NOTIFÍQUESE Y CÚMPLASE ELSY DEL PILAR CUELLO CALDERÓN GUSTAVO JOSÉ GNECCO MENDOZA EDUARDO LÓPEZ VILLEGAS LUIS JAVIER OSORIO LÓPEZ FRANCISCO JAVIER RICAURTE GÓMEZ CAMILO TARQUINO GALLEGO ACLARACIÓN DE VOTO DEL MAGISTRADO GUSTAVO JOSÉ GNECCO MENDOZA Aunque comparto la decisión adoptada, debo aclarar que en mi opinión la acción de tutela no procede contra providencias judiciales, en virtud de los principios de autonomía e independencia de los jueces, columna vertebral de todo Estado de Derecho, tal como durante mucho tiempo y de manera pacífica y reiterada lo consideró esta Sala de la Corte Suprema de Justicia, con apoyo en varios argumentos jurídicos sólidos que mantienen plena vigencia.
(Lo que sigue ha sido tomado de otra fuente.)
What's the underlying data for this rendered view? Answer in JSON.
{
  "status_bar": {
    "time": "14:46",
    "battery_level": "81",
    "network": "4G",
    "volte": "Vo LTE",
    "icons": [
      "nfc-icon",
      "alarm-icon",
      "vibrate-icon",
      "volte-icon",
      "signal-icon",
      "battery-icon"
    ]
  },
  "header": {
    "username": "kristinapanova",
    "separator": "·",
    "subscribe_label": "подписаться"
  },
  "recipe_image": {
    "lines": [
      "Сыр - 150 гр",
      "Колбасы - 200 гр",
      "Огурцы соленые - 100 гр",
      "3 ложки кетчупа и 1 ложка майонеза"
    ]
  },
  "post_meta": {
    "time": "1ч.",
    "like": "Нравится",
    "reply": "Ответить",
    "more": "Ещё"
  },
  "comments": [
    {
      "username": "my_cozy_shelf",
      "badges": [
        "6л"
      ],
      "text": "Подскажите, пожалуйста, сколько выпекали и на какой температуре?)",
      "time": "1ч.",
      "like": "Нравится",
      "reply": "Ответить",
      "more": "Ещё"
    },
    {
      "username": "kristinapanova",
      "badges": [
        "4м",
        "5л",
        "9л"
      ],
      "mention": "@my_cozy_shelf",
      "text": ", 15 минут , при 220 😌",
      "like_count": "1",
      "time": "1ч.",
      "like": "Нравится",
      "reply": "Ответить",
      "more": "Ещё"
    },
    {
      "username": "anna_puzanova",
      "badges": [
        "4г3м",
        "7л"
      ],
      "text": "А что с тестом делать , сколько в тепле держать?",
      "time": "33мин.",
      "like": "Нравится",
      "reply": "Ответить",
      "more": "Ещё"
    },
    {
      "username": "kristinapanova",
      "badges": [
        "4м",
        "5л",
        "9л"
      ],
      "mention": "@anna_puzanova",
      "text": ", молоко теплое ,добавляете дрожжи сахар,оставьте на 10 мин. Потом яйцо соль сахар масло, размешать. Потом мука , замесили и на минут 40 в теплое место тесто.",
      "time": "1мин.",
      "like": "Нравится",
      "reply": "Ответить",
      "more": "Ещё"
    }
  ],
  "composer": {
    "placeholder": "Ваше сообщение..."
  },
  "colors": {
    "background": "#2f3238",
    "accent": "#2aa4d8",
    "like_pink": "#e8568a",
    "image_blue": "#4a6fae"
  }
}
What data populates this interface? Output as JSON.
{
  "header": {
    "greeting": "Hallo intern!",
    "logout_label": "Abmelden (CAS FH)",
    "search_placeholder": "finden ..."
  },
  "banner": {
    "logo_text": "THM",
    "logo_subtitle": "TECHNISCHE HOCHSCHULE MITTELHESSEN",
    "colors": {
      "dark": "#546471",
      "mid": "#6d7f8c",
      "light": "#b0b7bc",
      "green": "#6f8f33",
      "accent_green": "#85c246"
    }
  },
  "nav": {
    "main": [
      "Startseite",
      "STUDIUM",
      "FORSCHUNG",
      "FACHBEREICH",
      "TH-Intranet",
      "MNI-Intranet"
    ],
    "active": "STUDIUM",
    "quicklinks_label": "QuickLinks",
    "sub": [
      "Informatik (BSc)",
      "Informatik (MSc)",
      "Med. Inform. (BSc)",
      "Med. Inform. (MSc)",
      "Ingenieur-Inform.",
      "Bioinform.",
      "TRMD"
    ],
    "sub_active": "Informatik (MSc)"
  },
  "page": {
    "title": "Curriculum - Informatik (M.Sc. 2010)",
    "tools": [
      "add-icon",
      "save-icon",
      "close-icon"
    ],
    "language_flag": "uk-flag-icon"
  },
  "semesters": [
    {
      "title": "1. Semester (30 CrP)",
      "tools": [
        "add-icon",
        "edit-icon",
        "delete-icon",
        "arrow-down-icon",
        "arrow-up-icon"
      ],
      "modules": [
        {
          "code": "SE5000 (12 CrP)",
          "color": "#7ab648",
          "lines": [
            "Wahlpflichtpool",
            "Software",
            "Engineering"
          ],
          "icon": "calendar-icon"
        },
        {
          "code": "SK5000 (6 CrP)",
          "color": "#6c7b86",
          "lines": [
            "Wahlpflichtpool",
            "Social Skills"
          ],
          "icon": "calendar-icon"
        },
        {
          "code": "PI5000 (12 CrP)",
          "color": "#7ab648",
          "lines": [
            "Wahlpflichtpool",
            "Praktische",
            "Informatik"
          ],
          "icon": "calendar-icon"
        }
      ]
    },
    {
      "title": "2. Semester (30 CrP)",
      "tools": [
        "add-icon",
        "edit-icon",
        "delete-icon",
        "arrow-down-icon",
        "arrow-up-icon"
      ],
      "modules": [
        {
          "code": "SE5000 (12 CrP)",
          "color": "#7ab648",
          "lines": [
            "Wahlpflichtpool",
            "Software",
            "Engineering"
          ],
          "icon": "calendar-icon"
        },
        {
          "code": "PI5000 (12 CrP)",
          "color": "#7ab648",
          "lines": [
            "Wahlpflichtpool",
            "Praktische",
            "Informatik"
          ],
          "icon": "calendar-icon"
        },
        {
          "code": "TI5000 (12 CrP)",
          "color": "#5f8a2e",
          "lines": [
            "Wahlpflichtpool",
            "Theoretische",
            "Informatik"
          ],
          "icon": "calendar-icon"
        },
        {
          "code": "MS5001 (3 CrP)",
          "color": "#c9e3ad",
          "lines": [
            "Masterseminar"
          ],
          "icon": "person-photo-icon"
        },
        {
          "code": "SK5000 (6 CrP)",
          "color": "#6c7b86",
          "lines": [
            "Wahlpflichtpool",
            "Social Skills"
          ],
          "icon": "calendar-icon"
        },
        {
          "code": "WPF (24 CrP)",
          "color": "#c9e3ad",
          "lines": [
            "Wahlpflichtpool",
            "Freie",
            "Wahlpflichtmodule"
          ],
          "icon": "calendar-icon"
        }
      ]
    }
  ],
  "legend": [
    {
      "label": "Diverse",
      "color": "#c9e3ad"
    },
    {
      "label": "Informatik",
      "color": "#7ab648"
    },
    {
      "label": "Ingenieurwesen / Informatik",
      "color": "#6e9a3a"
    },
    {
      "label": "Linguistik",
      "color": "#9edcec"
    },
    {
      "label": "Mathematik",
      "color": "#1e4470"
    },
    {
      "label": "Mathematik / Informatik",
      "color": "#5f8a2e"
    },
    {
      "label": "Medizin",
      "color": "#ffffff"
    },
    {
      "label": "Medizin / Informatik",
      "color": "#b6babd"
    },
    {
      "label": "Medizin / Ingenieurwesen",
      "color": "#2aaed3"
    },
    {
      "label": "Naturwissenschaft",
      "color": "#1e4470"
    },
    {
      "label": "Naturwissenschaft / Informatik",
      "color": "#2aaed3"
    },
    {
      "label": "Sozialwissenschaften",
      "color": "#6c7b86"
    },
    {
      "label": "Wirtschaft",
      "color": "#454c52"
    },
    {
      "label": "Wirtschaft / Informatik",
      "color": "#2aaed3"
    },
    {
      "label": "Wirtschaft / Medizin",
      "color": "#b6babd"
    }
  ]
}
Para no abundar en esas serias razones, suficientemente conocidas y que ahora no son compartidas por la mayoría, estimo suficiente remitirme a lo que argumentó la Sala en fallo del 29 de octubre de 1998: “Conforme lo ha dicho en múltiples ocasiones esta Sala de la Corte Suprema de Justicia, la declaración de inconstitucionalidad de los artículos 11, 12 y 40 del Decreto 2591 de 1991, en los cuales se permitía el ejerci​cio de la acción de tutela contra providencias judiciales, retiró de nuestro ordenamiento jurídico el único aparente fundamento que existía para la procedencia de dicha acción contra cualquier providencia que en desarrollo de un proceso o actuación judicial se profiera.

“Como la misma Constitución Nacional establece en su artículo 243 que los fallos que la Corte Constitucional dicta en ejercicio del control jurisdiccio​nal "hacen tránsito a cosa juzgada constitucional", disponiendo igualmente que "ninguna autoridad podrá reproducir el contenido material del acto jurídico declara​do inexequible por razones de fondo, mientras subsistan en la Carta las disposiciones que sirvieron para hacer la confrontación entre la norma ordinaria y la Constitución", se cae de su peso, o por lo menos así lo considera esta Sala de la Corte Suprema de Justicia, que mientras no sean modificados los artículos 1º, 228, 229 y 230 de la Consti​tución en vigor, no es posible "reproducir el contenido material del acto jurídico declarado inexequible por razones de fondo", vale decir, el contenido material de los artículos 11, 12 y 40 del Decreto 2591 de 1991, ni tampoco soslayar el efecto de cosa juzgada constitucional del fallo de la Corte Constitucional mediante el expediente de calificar la sentencia o la providencia judicial que le pone fin al proceso, de ser algo distinto a lo que por su naturaleza, forma y contenido son dichas actuaciones judiciales.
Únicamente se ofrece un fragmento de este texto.